In September 2007, Marc Andreessen wrote a thought provoking blog post describing a way to categorize different types of Platforms as a Service (PaaS). Over the years we’ve often made use of Andreessen’s levels within our Engineering team as a convenient way to discuss how we want our own platform to evolve.

So I was surprised when I went looking for that article the other day and it was nowhere to be found on Andreessen’s blog! Fortunately I was able to rescue it from oblivion thanks to the internet archive. I’ve also uploaded a PDF of the article to Scribd.

Andreessen’s premise is that there are three levels of internet platforms (the term Platform as a Service didn’t exist back then):
  1. At level 1 a platform is essentially a series of APIs in the cloud (another term that had yet to make its appearance) that app developers can leverage in their own apps.
  2. The prime example of a level 2 platform is Facebook. In addition to the APIs it makes available, Facebook also gives developers a way to embed their apps into its user interface.
  3. A level 3 platform achieves something the other two levels can’t: It runs developers’ apps for them. Examples here include (’s PaaS) and Andreessen’s own Ning.

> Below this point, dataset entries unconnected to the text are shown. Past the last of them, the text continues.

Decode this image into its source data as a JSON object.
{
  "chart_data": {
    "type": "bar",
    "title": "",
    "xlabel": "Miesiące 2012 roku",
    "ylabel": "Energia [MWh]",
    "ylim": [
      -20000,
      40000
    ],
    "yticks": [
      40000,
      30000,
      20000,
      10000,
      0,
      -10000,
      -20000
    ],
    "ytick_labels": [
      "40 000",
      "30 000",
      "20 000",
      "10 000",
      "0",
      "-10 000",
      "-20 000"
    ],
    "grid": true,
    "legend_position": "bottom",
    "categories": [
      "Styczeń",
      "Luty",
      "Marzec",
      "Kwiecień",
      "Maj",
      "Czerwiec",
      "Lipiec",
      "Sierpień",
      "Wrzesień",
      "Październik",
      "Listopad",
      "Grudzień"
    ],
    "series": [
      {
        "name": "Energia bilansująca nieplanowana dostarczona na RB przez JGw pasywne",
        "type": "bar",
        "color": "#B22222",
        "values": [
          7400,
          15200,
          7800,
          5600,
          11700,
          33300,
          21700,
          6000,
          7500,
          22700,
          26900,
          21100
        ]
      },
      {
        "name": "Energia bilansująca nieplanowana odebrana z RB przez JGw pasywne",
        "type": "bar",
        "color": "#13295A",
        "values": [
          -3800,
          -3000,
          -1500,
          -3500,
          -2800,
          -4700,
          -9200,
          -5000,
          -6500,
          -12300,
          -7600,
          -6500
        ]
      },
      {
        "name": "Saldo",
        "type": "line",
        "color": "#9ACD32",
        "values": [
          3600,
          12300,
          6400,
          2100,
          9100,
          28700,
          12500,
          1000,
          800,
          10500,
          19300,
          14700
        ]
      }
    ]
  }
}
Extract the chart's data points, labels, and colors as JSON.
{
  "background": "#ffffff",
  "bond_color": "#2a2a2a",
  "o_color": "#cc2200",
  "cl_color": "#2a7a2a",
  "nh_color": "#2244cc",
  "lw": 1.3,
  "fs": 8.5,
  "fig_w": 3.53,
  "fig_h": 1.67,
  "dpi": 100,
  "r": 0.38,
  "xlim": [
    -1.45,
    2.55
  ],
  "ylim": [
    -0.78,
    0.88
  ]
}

As the levels go up they become easier for developers to program on and manage. A company working on a level 3 platform shouldn’t need to worry about hardware and operating systems. The categories aren’t perfect though: Amazon’s Web Services offerings are clearly level 3 (they run your code) while forcing you to still manage a virtual infrastructure.

That said, many platforms do fit the model well. Thousands of companies offer APIs and therefore qualify as level 1. Platforms such as Google App Engine, Microsoft Azure, Heroku, EngineYard, etc. all offer flavors of level 3, some “purer” than others, I.e. with more or less hardware/OS abstraction.

At RelayHealth we put a number of APIs at our partners’ and clients’ disposal. Some are web services, others rely on healthcare specific protocols such as HL7 or CCD riding on top of a variety of communication channels.

Our approach to level 2 turns Andreessen’s definition inside out: instead of embedding third party apps into our UI, we make it easy for them to customize and embed our modules into their applications. This is important to many partners as building features like ePrescribing themselves is prohibitive. By providing these capabilities we enable our partners not only to deliver key features to their customers but also complete their EHR certifications (vital so their clients qualify for federal incentives).

Regardless of your approach, if you’re building a whole platform or some simple APIs, Andreessen’s article is worth reading.